En cette après-midi de début d’automne, le ‘Three Shadows Photography’ tient sa nouvelle édition de sa foire de la photographie. Ce haut lieu de la photographie à Pékin a pour but de stimuler la création et l’éducation photographique dans la capitale chinoise. Situé dans le district de Chaoyang, au nord-est de Pékin, l’institution, une des majeures en Chine pour la photographie, accueille cette année une quinzaine de photographes venu des quatre coins de la Chine pour y exposer leur travail. Trois jours intenses pour découvrir des talents émergents ainsi que pour assister à des discussions et projections cinématographiques diverses. Est présent parmi le public Rong Rong le fondateur de l’institution, en collaboration avec sa femme Inri. À une période où la majorité des personnes avec un appareil photo travaillaient pour les magazines d’états, Rong Rong photographia dans les années 1990 la vie des artistes avant-gardiste du East village, quartier où il résidait en personne. Au lendemain des répressions de Tienanmen, cette effervescence artistique expérimentale a disparu peu d’années plus tard. Le studio de l’artiste et dissident chinois Ai Weiwei, un des pionniers du East village à Pékin, a désormais lui aussi disparu, après avoir été détruit il y a un an par la municipalité. Les vestiges de cette période sont désormais les quelques rares galeries d’arts du quartier de Caochangdi ainsi que le ‘Three Shadows’ plus récemment crée en 2007 et construit par Ai Weiwei suite au projet de son ami Rong Rong et sa femme Inri. Je profite de cette manifestation photographique pour rencontrer Zhong Baomei (宝妹) dont les photographies aux tons vifs et aux compositions provocatrices ont attiré mon regard dès ma première visite à la galerie. Lorsque je la contacte ce dimanche matin Baomei me répond avec surprise par message: « Pourquoi donc m’interviewer moi ? » comme s’il n’y avait pas sujet à écrire sur elle.

Son anticonformisme, son œil alerte, ainsi que ses influences surréalistes photographiques m’ont encouragé à écrire son portrait. Son habituel bonnet en laine blanc cache un visage rond aux sourires désintéressés et aux fréquentes grimaces enfantines qui vous expriment, dès la première rencontre, jovialité et sympathie.

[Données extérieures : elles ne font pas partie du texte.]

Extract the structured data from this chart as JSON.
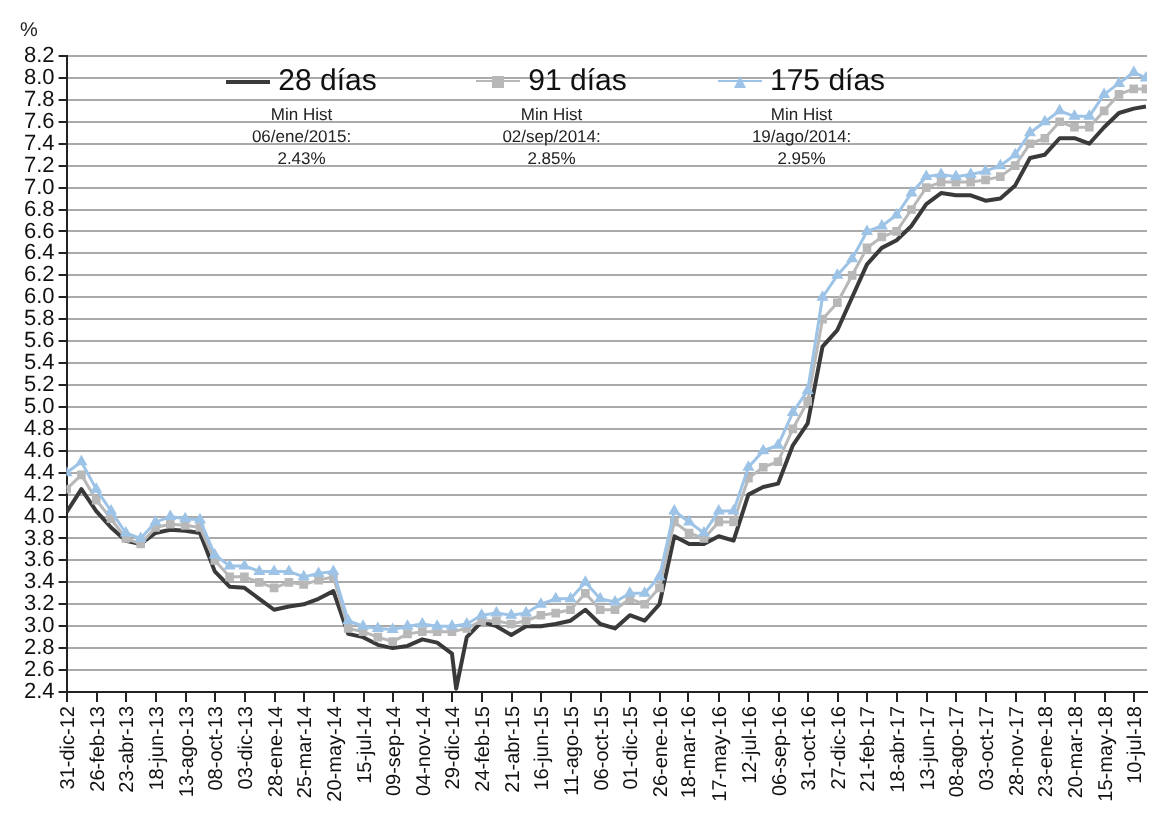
{
  "chart_data": {
    "type": "line",
    "ylabel": "%",
    "x": [
      "2012-12-31",
      "2013-01-28",
      "2013-02-25",
      "2013-03-25",
      "2013-04-22",
      "2013-05-20",
      "2013-06-17",
      "2013-07-15",
      "2013-08-12",
      "2013-09-09",
      "2013-10-07",
      "2013-11-04",
      "2013-12-02",
      "2013-12-30",
      "2014-01-27",
      "2014-02-24",
      "2014-03-24",
      "2014-04-21",
      "2014-05-19",
      "2014-06-16",
      "2014-07-14",
      "2014-08-11",
      "2014-09-08",
      "2014-10-06",
      "2014-11-03",
      "2014-12-01",
      "2014-12-29",
      "2015-01-26",
      "2015-02-23",
      "2015-03-23",
      "2015-04-20",
      "2015-05-18",
      "2015-06-15",
      "2015-07-13",
      "2015-08-10",
      "2015-09-07",
      "2015-10-05",
      "2015-11-02",
      "2015-11-30",
      "2015-12-28",
      "2016-01-25",
      "2016-02-22",
      "2016-03-21",
      "2016-04-18",
      "2016-05-16",
      "2016-06-13",
      "2016-07-11",
      "2016-08-08",
      "2016-09-05",
      "2016-10-03",
      "2016-10-31",
      "2016-11-28",
      "2016-12-26",
      "2017-01-23",
      "2017-02-20",
      "2017-03-20",
      "2017-04-17",
      "2017-05-15",
      "2017-06-12",
      "2017-07-10",
      "2017-08-07",
      "2017-09-04",
      "2017-10-02",
      "2017-10-30",
      "2017-11-27",
      "2017-12-25",
      "2018-01-22",
      "2018-02-19",
      "2018-03-19",
      "2018-04-16",
      "2018-05-14",
      "2018-06-11",
      "2018-07-09",
      "2018-08-01"
    ],
    "series": [
      {
        "name": "28 días",
        "color": "#3a3a3a",
        "marker": "none",
        "x": [
          "2012-12-31",
          "2013-01-28",
          "2013-02-25",
          "2013-03-25",
          "2013-04-22",
          "2013-05-20",
          "2013-06-17",
          "2013-07-15",
          "2013-08-12",
          "2013-09-09",
          "2013-10-07",
          "2013-11-04",
          "2013-12-02",
          "2013-12-30",
          "2014-01-27",
          "2014-02-24",
          "2014-03-24",
          "2014-04-21",
          "2014-05-19",
          "2014-06-16",
          "2014-07-14",
          "2014-08-11",
          "2014-09-08",
          "2014-10-06",
          "2014-11-03",
          "2014-12-01",
          "2014-12-29",
          "2015-01-06",
          "2015-01-26",
          "2015-02-23",
          "2015-03-23",
          "2015-04-20",
          "2015-05-18",
          "2015-06-15",
          "2015-07-13",
          "2015-08-10",
          "2015-09-07",
          "2015-10-05",
          "2015-11-02",
          "2015-11-30",
          "2015-12-28",
          "2016-01-25",
          "2016-02-22",
          "2016-03-21",
          "2016-04-18",
          "2016-05-16",
          "2016-06-13",
          "2016-07-11",
          "2016-08-08",
          "2016-09-05",
          "2016-10-03",
          "2016-10-31",
          "2016-11-28",
          "2016-12-26",
          "2017-01-23",
          "2017-02-20",
          "2017-03-20",
          "2017-04-17",
          "2017-05-15",
          "2017-06-12",
          "2017-07-10",
          "2017-08-07",
          "2017-09-04",
          "2017-10-02",
          "2017-10-30",
          "2017-11-27",
          "2017-12-25",
          "2018-01-22",
          "2018-02-19",
          "2018-03-19",
          "2018-04-16",
          "2018-05-14",
          "2018-06-11",
          "2018-07-09",
          "2018-08-01"
        ],
        "values": [
          4.04,
          4.25,
          4.05,
          3.9,
          3.78,
          3.75,
          3.85,
          3.88,
          3.87,
          3.85,
          3.5,
          3.36,
          3.35,
          3.25,
          3.15,
          3.18,
          3.2,
          3.25,
          3.32,
          2.93,
          2.9,
          2.83,
          2.8,
          2.82,
          2.88,
          2.85,
          2.75,
          2.43,
          2.9,
          3.04,
          3.0,
          2.92,
          3.0,
          3.0,
          3.02,
          3.05,
          3.15,
          3.02,
          2.98,
          3.1,
          3.05,
          3.2,
          3.82,
          3.75,
          3.75,
          3.82,
          3.78,
          4.2,
          4.27,
          4.3,
          4.65,
          4.85,
          5.55,
          5.7,
          6.0,
          6.3,
          6.45,
          6.52,
          6.65,
          6.85,
          6.95,
          6.93,
          6.93,
          6.88,
          6.9,
          7.02,
          7.27,
          7.3,
          7.45,
          7.45,
          7.4,
          7.55,
          7.68,
          7.72,
          7.74
        ]
      },
      {
        "name": "91 días",
        "color": "#b8b8b8",
        "marker": "square",
        "values": [
          4.25,
          4.38,
          4.15,
          3.98,
          3.8,
          3.75,
          3.9,
          3.93,
          3.92,
          3.9,
          3.6,
          3.45,
          3.45,
          3.4,
          3.35,
          3.4,
          3.38,
          3.42,
          3.45,
          2.98,
          2.95,
          2.9,
          2.86,
          2.93,
          2.95,
          2.95,
          2.95,
          2.98,
          3.05,
          3.05,
          3.02,
          3.05,
          3.1,
          3.12,
          3.15,
          3.3,
          3.15,
          3.15,
          3.25,
          3.2,
          3.35,
          3.95,
          3.85,
          3.8,
          3.95,
          3.95,
          4.35,
          4.45,
          4.5,
          4.8,
          5.05,
          5.8,
          5.95,
          6.2,
          6.45,
          6.55,
          6.6,
          6.8,
          7.0,
          7.05,
          7.05,
          7.05,
          7.07,
          7.1,
          7.2,
          7.4,
          7.45,
          7.6,
          7.55,
          7.55,
          7.7,
          7.85,
          7.9,
          7.9
        ]
      },
      {
        "name": "175 días",
        "color": "#9dc3e6",
        "marker": "triangle",
        "values": [
          4.4,
          4.5,
          4.25,
          4.05,
          3.85,
          3.8,
          3.95,
          4.0,
          3.98,
          3.97,
          3.65,
          3.55,
          3.55,
          3.5,
          3.5,
          3.5,
          3.45,
          3.48,
          3.5,
          3.05,
          3.0,
          2.98,
          2.97,
          3.0,
          3.02,
          3.0,
          3.0,
          3.02,
          3.1,
          3.12,
          3.1,
          3.12,
          3.2,
          3.25,
          3.25,
          3.4,
          3.25,
          3.22,
          3.3,
          3.3,
          3.45,
          4.05,
          3.95,
          3.85,
          4.05,
          4.05,
          4.45,
          4.6,
          4.65,
          4.95,
          5.15,
          6.0,
          6.2,
          6.35,
          6.6,
          6.65,
          6.75,
          6.95,
          7.1,
          7.12,
          7.1,
          7.12,
          7.15,
          7.2,
          7.3,
          7.5,
          7.6,
          7.7,
          7.65,
          7.65,
          7.85,
          7.95,
          8.05,
          8.0
        ]
      }
    ],
    "annotations": [
      "Min Hist\n06/ene/2015:\n2.43%",
      "Min Hist\n02/sep/2014:\n2.85%",
      "Min Hist\n19/ago/2014:\n2.95%"
    ],
    "xlim": [
      "2012-12-31",
      "2018-08-03"
    ],
    "xticks": [
      {
        "value": "2012-12-31",
        "label": "31-dic-12"
      },
      {
        "value": "2013-02-26",
        "label": "26-feb-13"
      },
      {
        "value": "2013-04-23",
        "label": "23-abr-13"
      },
      {
        "value": "2013-06-18",
        "label": "18-jun-13"
      },
      {
        "value": "2013-08-13",
        "label": "13-ago-13"
      },
      {
        "value": "2013-10-08",
        "label": "08-oct-13"
      },
      {
        "value": "2013-12-03",
        "label": "03-dic-13"
      },
      {
        "value": "2014-01-28",
        "label": "28-ene-14"
      },
      {
        "value": "2014-03-25",
        "label": "25-mar-14"
      },
      {
        "value": "2014-05-20",
        "label": "20-may-14"
      },
      {
        "value": "2014-07-15",
        "label": "15-jul-14"
      },
      {
        "value": "2014-09-09",
        "label": "09-sep-14"
      },
      {
        "value": "2014-11-04",
        "label": "04-nov-14"
      },
      {
        "value": "2014-12-29",
        "label": "29-dic-14"
      },
      {
        "value": "2015-02-24",
        "label": "24-feb-15"
      },
      {
        "value": "2015-04-21",
        "label": "21-abr-15"
      },
      {
        "value": "2015-06-16",
        "label": "16-jun-15"
      },
      {
        "value": "2015-08-11",
        "label": "11-ago-15"
      },
      {
        "value": "2015-10-06",
        "label": "06-oct-15"
      },
      {
        "value": "2015-12-01",
        "label": "01-dic-15"
      },
      {
        "value": "2016-01-26",
        "label": "26-ene-16"
      },
      {
        "value": "2016-03-18",
        "label": "18-mar-16"
      },
      {
        "value": "2016-05-17",
        "label": "17-may-16"
      },
      {
        "value": "2016-07-12",
        "label": "12-jul-16"
      },
      {
        "value": "2016-09-06",
        "label": "06-sep-16"
      },
      {
        "value": "2016-10-31",
        "label": "31-oct-16"
      },
      {
        "value": "2016-12-27",
        "label": "27-dic-16"
      },
      {
        "value": "2017-02-21",
        "label": "21-feb-17"
      },
      {
        "value": "2017-04-18",
        "label": "18-abr-17"
      },
      {
        "value": "2017-06-13",
        "label": "13-jun-17"
      },
      {
        "value": "2017-08-08",
        "label": "08-ago-17"
      },
      {
        "value": "2017-10-03",
        "label": "03-oct-17"
      },
      {
        "value": "2017-11-28",
        "label": "28-nov-17"
      },
      {
        "value": "2018-01-23",
        "label": "23-ene-18"
      },
      {
        "value": "2018-03-20",
        "label": "20-mar-18"
      },
      {
        "value": "2018-05-15",
        "label": "15-may-18"
      },
      {
        "value": "2018-07-10",
        "label": "10-jul-18"
      }
    ],
    "ylim": [
      2.4,
      8.2
    ],
    "yticks": [
      2.4,
      2.6,
      2.8,
      {
        "value": 3,
        "label": "3.0"
      },
      3.2,
      3.4,
      3.6,
      3.8,
      {
        "value": 4,
        "label": "4.0"
      },
      4.2,
      4.4,
      4.6,
      4.8,
      {
        "value": 5,
        "label": "5.0"
      },
      5.2,
      5.4,
      5.6,
      5.8,
      {
        "value": 6,
        "label": "6.0"
      },
      6.2,
      6.4,
      6.6,
      6.8,
      {
        "value": 7,
        "label": "7.0"
      },
      7.2,
      7.4,
      7.6,
      7.8,
      {
        "value": 8,
        "label": "8.0"
      },
      8.2
    ],
    "grid": "y",
    "legend": "top",
    "line_style": "solid"
  }
}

La rencontrer, ne serait-ce que quelques instants, vous donne l’impression qu’elle vit au rythme de l’obturateur de son appareil photo. Dynamique et fringante Baomei photographie constamment, alternant entre son Polaroid, son téléphone ou encore son Hasselblad.

Né dans le sud de la Chine, dans la ville portuaire de 湛江 (Zhangjiang, province du Guangdong) en 1991, Zhong Baomei n’avait jusqu’à peu aucune prédilection pour la photographie. En 2014, elle finit l’université diplômée en tourisme, sans aucun intérêt alors pour la photographie. Une année de travail au sein de l’industrie hôtelière lui suffit pour la convaincre de renoncer à ce futur. Elle rompît aussitôt son contrat et se paya avec son salaire son premier appareil photo, un modeste reflex Olympus. Cet achat coûteux lui permit de s’initier en autodidacte à la photographie. Métier duquel elle vit désormais, tout en enseignant la photographie à deux élèves. Une fois son salaire en poche, déterminée à abandonner l’industrie hôtelière et poursuivre son désir de voyager le monde, Baomei pérégrina seule la China durant trois ans. C’est durant ses voyages prolongés au Xinjiang et dans la province du Qinghai, ainsi que dans d’autres régions chinoises éloignées que Baomei développa son langage visuel poétique et éclectique. Après trois ans d’errance avec peu d’argent séjournant dans les auberges de jeunesses du pays, Baomei décida finalement il y a un an, fatiguée de ne pas avoir de point de repère, de s’installer à Shanghai. Ville riche en galeries d’arts où abondent les demandent en portraits et commandes éditoriales. C’est dans son studio installé dans son appartement qu’elle passe le plus clair de son temps à expérimenter, à « s’amuser » dit-elle. Baomei se félicite d’avoir d’ores et déjà photographié plus de cent modèles en moins de quatre ans, pour la plupart des femmes. C’est pour dire si son début de carrière est prolifique autant est-il varié. Baomei m’explique qu’elle rencontre la plupart de ses modèles durant ses voyages en solitaire. Bien que la plupart des ses modèles à Shanghai comptent comme amis, les modèles qu’elle photographie durant ses voyages sont pour la plupart des rencontres éphémères intenses.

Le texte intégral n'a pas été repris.